Hobbs also claims that the warrantless search violated Article I, seetion 11 of the Indiana Constitution. The text of this provision of the Indiana Constitution is identical to the Fourth Amendment, but the two have been given somewhat different interpretations. Shotts v. State, 925 N.E.2d 719, 726 (Ind.2010). Conformity of a search to the Indiana Constitution turns on an evaluation of the "reasonableness" of the conduct of the law enforcement officers, not on the expectation of privacy commonly associated with Fourth Amendment analysis. Litchfield v. State, 824 N.E.2d 356, 359 (Ind.2005). Relevant considerations in evaluating reasonableness of a search under all the circumstances include the degree to which the search or seizure disrupts the suspect's normal activities, and those facts and observations that support the officer's decision to initiate the search or seizure. Id. We agree with the Court of Appeals that the officer's actions here were reasonable. There was no disruption of Hobbs's normal activities. At the time the search of his vehicle took place Hobbs was already under arrest for a different crime and would remain in custody whether the search took place or not. Once the dog alerted, the officers had a high degree of confidence that the vehicle contained evidence of a crime, and the same considerations underlying the federal automobile exception support permitting the officers to secure the evidence without delay.

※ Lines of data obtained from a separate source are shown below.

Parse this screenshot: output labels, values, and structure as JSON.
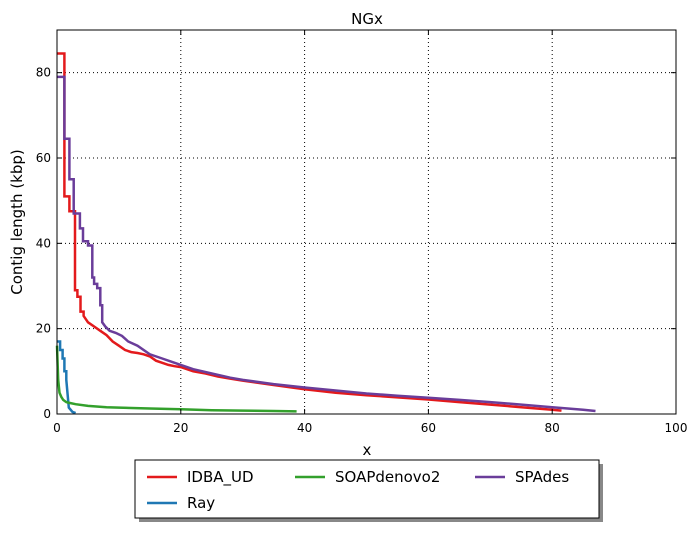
{
  "chart_data": {
    "type": "line",
    "title": "NGx",
    "xlabel": "x",
    "ylabel": "Contig length  (kbp)",
    "xlim": [
      0,
      100
    ],
    "ylim": [
      0,
      90
    ],
    "xticks": [
      0,
      20,
      40,
      60,
      80,
      100
    ],
    "yticks": [
      0,
      20,
      40,
      60,
      80
    ],
    "grid": true,
    "legend_position": "bottom-center",
    "series": [
      {
        "name": "IDBA_UD",
        "color": "#e31a1c",
        "x": [
          0,
          1.2,
          1.2,
          2.0,
          2.0,
          2.9,
          2.9,
          3.3,
          3.3,
          3.8,
          3.8,
          4.3,
          4.3,
          5,
          6,
          7,
          8,
          9,
          10,
          11,
          12,
          13,
          14,
          15,
          16,
          17,
          18,
          19,
          20,
          22,
          24,
          26,
          28,
          30,
          35,
          40,
          45,
          50,
          55,
          60,
          65,
          70,
          75,
          80,
          81.5
        ],
        "y": [
          84.5,
          84.5,
          51,
          51,
          47.5,
          47.5,
          29,
          29,
          27.5,
          27.5,
          24,
          24,
          23,
          21.5,
          20.5,
          19.5,
          18.5,
          17,
          16,
          15,
          14.5,
          14.3,
          14,
          13.5,
          12.5,
          12,
          11.5,
          11.2,
          11,
          10,
          9.5,
          8.8,
          8.3,
          7.8,
          6.8,
          5.8,
          5,
          4.4,
          3.9,
          3.4,
          2.8,
          2.2,
          1.6,
          1.0,
          0.8
        ]
      },
      {
        "name": "Ray",
        "color": "#1f78b4",
        "x": [
          0,
          0.5,
          0.5,
          0.9,
          0.9,
          1.2,
          1.2,
          1.5,
          1.5,
          1.9,
          2.5,
          3.0
        ],
        "y": [
          17,
          17,
          15,
          15,
          13,
          13,
          10,
          10,
          8,
          1.5,
          0.5,
          0.2
        ]
      },
      {
        "name": "SOAPdenovo2",
        "color": "#33a02c",
        "x": [
          0,
          0.2,
          0.4,
          0.7,
          1.0,
          1.5,
          2.0,
          3.0,
          5.0,
          8.0,
          10,
          15,
          20,
          25,
          30,
          35,
          38.7
        ],
        "y": [
          16,
          8,
          5,
          4,
          3.3,
          2.8,
          2.6,
          2.3,
          1.9,
          1.6,
          1.5,
          1.3,
          1.1,
          0.9,
          0.8,
          0.7,
          0.6
        ]
      },
      {
        "name": "SPAdes",
        "color": "#6a3d9a",
        "x": [
          0,
          1.2,
          1.2,
          2.0,
          2.0,
          2.7,
          2.7,
          3.7,
          3.7,
          4.2,
          4.2,
          5.0,
          5.0,
          5.7,
          5.7,
          6.0,
          6.0,
          6.5,
          6.5,
          7.0,
          7.0,
          7.3,
          7.3,
          7.8,
          8.5,
          9.5,
          10.5,
          11.5,
          13,
          15,
          17,
          19,
          20,
          22,
          25,
          28,
          30,
          35,
          40,
          45,
          50,
          55,
          60,
          65,
          70,
          75,
          80,
          85,
          87
        ],
        "y": [
          79,
          79,
          64.5,
          64.5,
          55,
          55,
          47,
          47,
          43.5,
          43.5,
          40.5,
          40.5,
          39.5,
          39.5,
          32,
          32,
          30.5,
          30.5,
          29.5,
          29.5,
          25.5,
          25.5,
          21.5,
          20.5,
          19.5,
          19,
          18.3,
          17,
          16,
          14,
          13,
          12,
          11.5,
          10.5,
          9.5,
          8.5,
          8,
          7,
          6.2,
          5.5,
          4.8,
          4.3,
          3.8,
          3.3,
          2.8,
          2.2,
          1.6,
          1.0,
          0.7
        ]
      }
    ]
  }
}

Finally, Hobbs cites Brown v. State, 653 N.E.2d 77, 78-79 (Ind.1995), where police engaged in a warrantless search of an unoccupied car parked on a public street based on a witness's report that a similar car with a nearly identical license number was seen leaving the scene of a robbery the day before. In that case, however, although the car appeared to be the one used in the robbery, there was no probable cause to believe the car contained evidence of a crime, and there was no certainty that detaining the car would not inconvenience its owner. The balance of reasonableness was far greater in favor of immediate war-rantless search of Hobbs's car.

Conclusion

The trial court's finding that the search violated Fourth Amendment and Article I, section 11 of the Indiana Constitution, and its consequent suppression of the fruits of this search are reversed.

SHEPARD, C.J., and DICKSON, J., concur. SULLIVAN, J., dissents with separate opinion, which RUCKER, J., joins.